Identification and characterization of a Mg2+-dependent and an independent Ca+2-ATPase in microsomal membranes of rat testis.

Rat testicular microsomal membrane fraction contains both Mg+2-dependent and Mg+2-independent Ca+2-ATPase activity. The latter activity is about two times higher than the former. Calcium ion required for maximum activation of Mg+2-independent Ca+2-ATPase in 3.0 mM, whereas for the dependent one it is 2.5 mM. Both the enzymes are resistant to cold shock upto seven days. Histidine and imidazole buffers are found to be the most suitable for dependent and independent enzyme activities, respectively. The pH optima for dependent one is 7.5, whereas for the independent one it is 8.5. Temperature optima for the former is 37 degrees C and for latter one it is 40 degrees C. Among all the nucleotides tested, ATP is found to be the best substrate for both the enzymes.

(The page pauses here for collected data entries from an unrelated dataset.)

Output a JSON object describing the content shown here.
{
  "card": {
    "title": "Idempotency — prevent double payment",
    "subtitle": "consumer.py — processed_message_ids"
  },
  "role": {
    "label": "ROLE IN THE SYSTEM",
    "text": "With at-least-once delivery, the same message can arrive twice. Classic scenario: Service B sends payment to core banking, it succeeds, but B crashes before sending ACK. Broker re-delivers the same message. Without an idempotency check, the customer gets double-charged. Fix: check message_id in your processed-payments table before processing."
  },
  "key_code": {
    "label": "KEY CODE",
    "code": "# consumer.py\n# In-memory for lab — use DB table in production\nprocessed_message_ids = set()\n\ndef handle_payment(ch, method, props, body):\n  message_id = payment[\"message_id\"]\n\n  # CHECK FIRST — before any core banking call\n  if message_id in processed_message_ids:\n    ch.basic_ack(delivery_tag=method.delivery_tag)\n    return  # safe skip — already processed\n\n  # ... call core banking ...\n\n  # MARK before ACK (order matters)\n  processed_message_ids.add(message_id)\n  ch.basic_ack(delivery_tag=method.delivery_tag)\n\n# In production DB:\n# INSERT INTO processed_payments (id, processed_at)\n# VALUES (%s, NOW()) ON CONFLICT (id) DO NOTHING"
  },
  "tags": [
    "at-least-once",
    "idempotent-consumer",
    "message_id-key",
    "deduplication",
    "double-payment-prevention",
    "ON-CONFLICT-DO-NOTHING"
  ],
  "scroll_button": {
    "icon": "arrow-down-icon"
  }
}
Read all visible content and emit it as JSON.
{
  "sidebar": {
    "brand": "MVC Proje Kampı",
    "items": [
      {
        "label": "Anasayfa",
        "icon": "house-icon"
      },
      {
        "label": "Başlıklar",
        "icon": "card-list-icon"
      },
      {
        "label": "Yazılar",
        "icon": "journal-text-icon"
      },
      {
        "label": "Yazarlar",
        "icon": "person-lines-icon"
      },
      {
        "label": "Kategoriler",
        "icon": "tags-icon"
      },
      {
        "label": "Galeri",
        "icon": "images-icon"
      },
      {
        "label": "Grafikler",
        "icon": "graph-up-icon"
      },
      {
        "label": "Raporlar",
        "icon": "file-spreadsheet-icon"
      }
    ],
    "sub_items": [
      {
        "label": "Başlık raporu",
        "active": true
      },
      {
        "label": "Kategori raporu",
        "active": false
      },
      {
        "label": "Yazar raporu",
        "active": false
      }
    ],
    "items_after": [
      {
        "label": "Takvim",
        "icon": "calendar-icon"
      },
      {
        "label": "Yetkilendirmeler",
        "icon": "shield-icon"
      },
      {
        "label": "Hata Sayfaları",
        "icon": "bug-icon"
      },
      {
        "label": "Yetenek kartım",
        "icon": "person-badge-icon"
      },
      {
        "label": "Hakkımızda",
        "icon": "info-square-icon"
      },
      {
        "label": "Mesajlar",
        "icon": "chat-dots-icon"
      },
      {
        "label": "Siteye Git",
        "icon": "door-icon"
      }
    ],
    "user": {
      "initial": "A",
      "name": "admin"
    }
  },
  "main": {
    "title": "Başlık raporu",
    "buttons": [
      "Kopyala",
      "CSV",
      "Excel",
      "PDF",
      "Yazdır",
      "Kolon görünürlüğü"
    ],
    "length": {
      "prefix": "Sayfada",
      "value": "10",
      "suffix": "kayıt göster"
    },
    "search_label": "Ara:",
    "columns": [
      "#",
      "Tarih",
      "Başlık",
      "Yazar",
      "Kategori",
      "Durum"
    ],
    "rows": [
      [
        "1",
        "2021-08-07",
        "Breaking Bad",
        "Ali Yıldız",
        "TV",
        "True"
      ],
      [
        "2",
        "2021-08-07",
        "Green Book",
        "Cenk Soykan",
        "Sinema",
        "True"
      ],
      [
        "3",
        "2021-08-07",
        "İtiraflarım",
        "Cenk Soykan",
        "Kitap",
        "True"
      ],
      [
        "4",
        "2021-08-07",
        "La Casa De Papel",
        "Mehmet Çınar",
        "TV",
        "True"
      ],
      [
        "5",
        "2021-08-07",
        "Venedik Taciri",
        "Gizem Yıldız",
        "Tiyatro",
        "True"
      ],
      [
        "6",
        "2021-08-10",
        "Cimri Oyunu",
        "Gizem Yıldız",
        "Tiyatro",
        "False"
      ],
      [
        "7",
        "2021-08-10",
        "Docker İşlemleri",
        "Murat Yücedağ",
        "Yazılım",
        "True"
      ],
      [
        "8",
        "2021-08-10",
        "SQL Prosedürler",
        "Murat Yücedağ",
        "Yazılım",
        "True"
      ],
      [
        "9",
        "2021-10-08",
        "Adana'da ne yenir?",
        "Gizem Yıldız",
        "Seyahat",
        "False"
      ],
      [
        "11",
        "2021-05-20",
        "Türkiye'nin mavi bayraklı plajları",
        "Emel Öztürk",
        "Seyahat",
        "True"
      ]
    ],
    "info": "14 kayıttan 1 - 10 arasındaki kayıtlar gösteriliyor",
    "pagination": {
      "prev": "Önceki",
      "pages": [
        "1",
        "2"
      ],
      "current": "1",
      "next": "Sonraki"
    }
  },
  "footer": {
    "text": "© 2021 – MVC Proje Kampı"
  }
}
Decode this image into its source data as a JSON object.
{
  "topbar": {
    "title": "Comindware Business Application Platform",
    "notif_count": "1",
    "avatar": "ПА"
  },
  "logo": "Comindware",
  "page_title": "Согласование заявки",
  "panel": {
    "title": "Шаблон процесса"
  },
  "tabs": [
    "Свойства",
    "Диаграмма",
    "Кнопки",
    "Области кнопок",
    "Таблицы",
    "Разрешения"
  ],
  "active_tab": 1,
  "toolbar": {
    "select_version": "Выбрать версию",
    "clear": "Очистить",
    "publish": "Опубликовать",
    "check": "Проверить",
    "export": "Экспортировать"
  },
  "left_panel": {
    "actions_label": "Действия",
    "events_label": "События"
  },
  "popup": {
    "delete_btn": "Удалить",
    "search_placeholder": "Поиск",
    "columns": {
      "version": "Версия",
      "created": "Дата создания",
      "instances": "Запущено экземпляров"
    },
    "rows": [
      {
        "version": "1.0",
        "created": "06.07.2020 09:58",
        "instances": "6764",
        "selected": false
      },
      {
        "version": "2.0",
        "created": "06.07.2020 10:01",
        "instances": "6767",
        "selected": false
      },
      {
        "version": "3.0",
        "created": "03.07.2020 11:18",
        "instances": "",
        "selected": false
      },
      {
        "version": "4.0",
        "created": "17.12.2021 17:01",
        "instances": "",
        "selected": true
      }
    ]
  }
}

The optimum concentration of ATP for dependent and independent enzyme activities are 3.0 mM and 1.5 mM respectively. Divalent metal ions like Zn+2, Ba+2 and Mn+2 have been found to inhibit Mg+2-dependent Ca+2-ATPase activity whereas Mg+2-independent Ca+2-ATPase activity is inhibited by the divalent ions except zinc which is found to stimulate the enzyme activity. Both the enzymes are inhibited by vanadate, EDTA and EGTA. I50, for vanadate is 0.05 and 0.125 mM for dependent and independent activities, respectively. Sulfhydryl groups modifying agents e.g., NEM, DTNB and chlorpromazine are found to affect the enzyme activities in different ways. Thus NEM and chlorpromazine are found to inhibit and DTNB stimulate the enzyme activities in both the cases.